The University of Texas at Austin School of Architecture (UTSOA) has announced that Michelle Addington, an architect and mechanical/nuclear engineer who has served as dean of the school since 2017, will conclude her tenure at the end of the 2022–2023 academic year.
Before coming to UT Austin, Addington served as the Gerald Hines Chair in Sustainable Architectural Design at the Yale School of Architecture and was jointly appointed as a Professor at the Yale School of Forestry and Environmental Studies. Prior to that, she taught at the Harvard Graduate School of Design and has held visiting teaching positions at a range of universities both stateside and abroad including the Technical University of Munich and Temple University in Philadelphia, where she received her Bachelor of Architecture. Addington also holds a Bachelor of Science in Mechanical Engineering from Tulane University, Master in Design Studies and Doctor in Design degrees from Harvard, and an honorary M.A. from Yale. Outside of her teaching, Addington has worked at NASA’s Goddard Space Flight Center in Maryland and at DuPont.

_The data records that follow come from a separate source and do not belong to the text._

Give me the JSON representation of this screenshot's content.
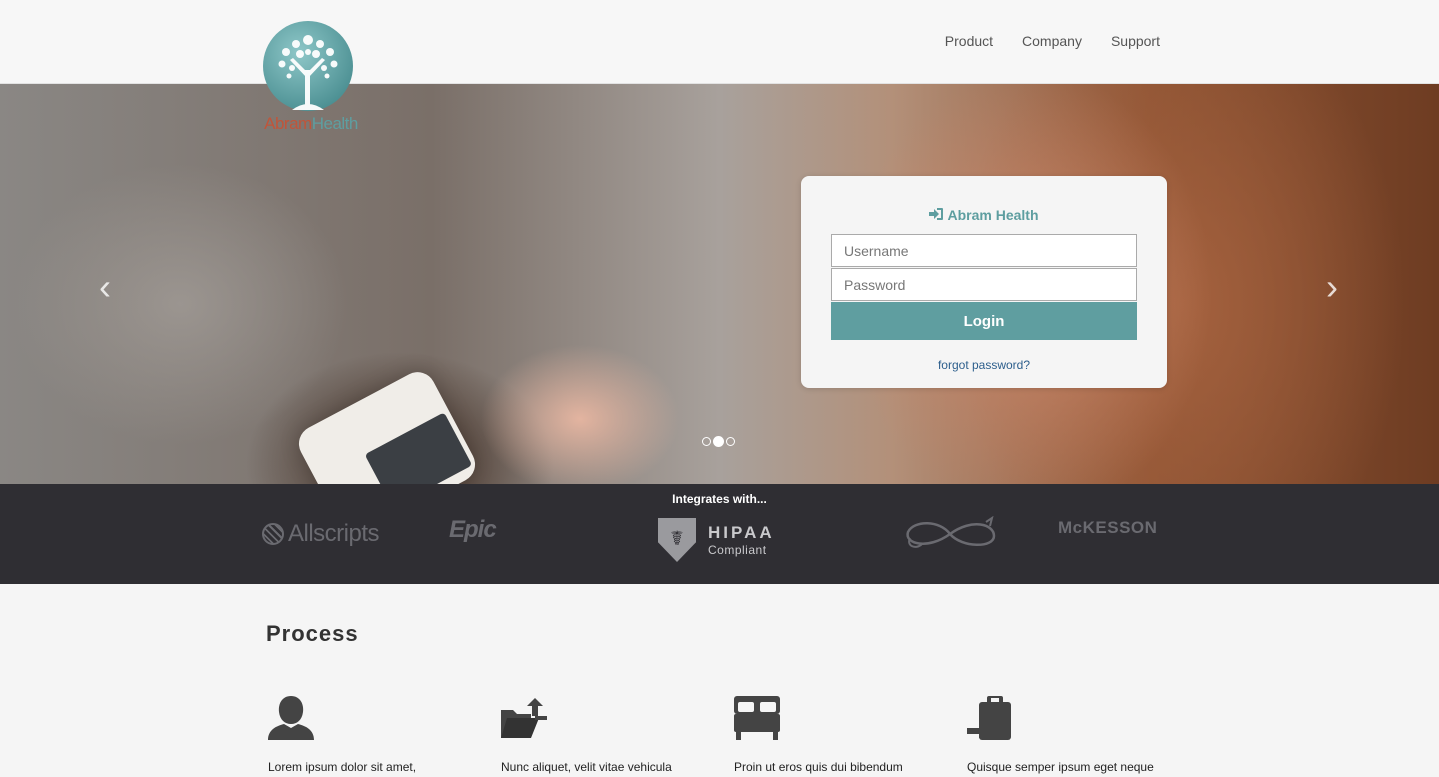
{
  "header": {
    "logo": {
      "word1": "Abram",
      "word2": "Health"
    },
    "nav": [
      "Product",
      "Company",
      "Support"
    ]
  },
  "hero": {
    "prev_arrow": "‹",
    "next_arrow": "›",
    "slides_count": 3,
    "active_slide": 2
  },
  "login": {
    "title": "Abram Health",
    "username_placeholder": "Username",
    "password_placeholder": "Password",
    "login_label": "Login",
    "forgot_label": "forgot password?"
  },
  "integrations": {
    "title": "Integrates with...",
    "partners": {
      "allscripts": "Allscripts",
      "epic": "Epic",
      "hipaa_big": "HIPAA",
      "hipaa_small": "Compliant",
      "mckesson": "McKESSON"
    }
  },
  "process": {
    "title": "Process",
    "steps": [
      {
        "icon": "user-icon",
        "text": "Lorem ipsum dolor sit amet,"
      },
      {
        "icon": "folder-transfer-icon",
        "text": "Nunc aliquet, velit vitae vehicula"
      },
      {
        "icon": "bed-icon",
        "text": "Proin ut eros quis dui bibendum"
      },
      {
        "icon": "clipboard-enter-icon",
        "text": "Quisque semper ipsum eget neque"
      }
    ]
  },
  "colors": {
    "accent": "#5f9ea0",
    "integrations_bg": "#2f2e33",
    "page_bg": "#f5f5f5"
  }
}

Addington, who replaced environmental planner Frederick Steiner following his 15-year deanship, brought a “broad, interdisciplinary perspective to the school” thanks to her varied educational and professional background per UT Austin’s announcement. She is also a noted expert in sustainability and this deep expertise, particularly her research and work in addressing climate change, will become her key focus after her deanship ends. Addington will maintain a presence at the university and continue to lead UT Austin’s Campus Sustainability Plan.
Addington was one of several architects who recently spoke to AN contributor Bill Millard for a feature article on the ways in which the profession needs to step up and rise to the occasion in the battle against climate change. This article was referenced by Addington in a letter to the UTSOA community discussing her decision to step down from the deanship to shift focus on the urgency of the climate crisis.

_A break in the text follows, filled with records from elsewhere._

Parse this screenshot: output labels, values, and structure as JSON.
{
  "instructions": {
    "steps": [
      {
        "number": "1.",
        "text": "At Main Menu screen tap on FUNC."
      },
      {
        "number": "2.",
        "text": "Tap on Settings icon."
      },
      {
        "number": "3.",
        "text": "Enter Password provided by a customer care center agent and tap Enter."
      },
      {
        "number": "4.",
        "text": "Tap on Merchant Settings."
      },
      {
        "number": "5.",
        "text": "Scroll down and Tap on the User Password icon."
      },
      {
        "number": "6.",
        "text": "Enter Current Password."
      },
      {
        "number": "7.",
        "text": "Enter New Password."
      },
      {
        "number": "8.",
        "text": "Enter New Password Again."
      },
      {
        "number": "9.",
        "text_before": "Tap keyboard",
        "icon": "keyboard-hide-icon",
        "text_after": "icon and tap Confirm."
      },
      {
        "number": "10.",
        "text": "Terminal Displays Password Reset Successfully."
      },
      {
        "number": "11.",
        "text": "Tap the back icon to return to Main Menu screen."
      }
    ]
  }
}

“Many of you know of my deep commitment to sustainability, and the recent IPCC report has made it clear that we can’t wait any longer to take aggressive action,” wrote Addington in her letter. “Fifty years of sustainability initiatives addressing the built environment have not stemmed the stunning worldwide rise of emissions and other impacts related to our fields. While I came to UT five years ago with expertise in energy conservation systems and behaviors, I have learned so much about the broader urban and regional domains, and the impacts and influences far afield. It is time for me to pull it all together and do what I do best.”
Addington’s shift out of her deanship role echoes that of Amale Andraos, former dean of Columbia University’s Graduate School of Architecture, Planning and Preservation, who announced in May 2021 that she would transition out of the role to focus on climate-related issues as special advisor to Columbia President Lee C. Bollinger with a focus on the Columbia Climate School.
With the switching of gears to further her make her mark in the realm of climate research, Addington leaves behind a transformative legacy at UTSOA in the role of dean. As noted by the university, Addington “shepherded meaningful collaborations between academia and practice, hired and mentored award-winning educators, engaged the collective capabilities of faculty to create an inspiring educational environment, and reinforced the institution’s standing as one of the top-ranked architecture schools in the U.S.” Among her myriad accomplishments have been the expansion of the school’s Race and Gender in the Built Environment Initiative and the recent establishment of two new endowments to foster new and more diverse voices in architecture. The university referred to Addington as an academic leader who is a “firm believer in the importance of addressing issues from the center rather than at the edges” and as a “staunch advocate for embedding efforts like diversity, equity, and inclusion, as well as a focus on sustainability, into the core of how we think, teach, and talk about what we do.”
During her tenure, Addington has also overseen the completion of UT Austin’s West Mall Building into a digital teaching space and helped to position the university as a research hub dedicated to exploring solutions to pressing issues in rapidly-growing Austin including housing, transportation, gentrification, and more.
AN is excited to follow Addington’s next chapter as an authoritative force at the intersection of the built environment and climate action. We will also report back when a new dean of the UTSOA is announced.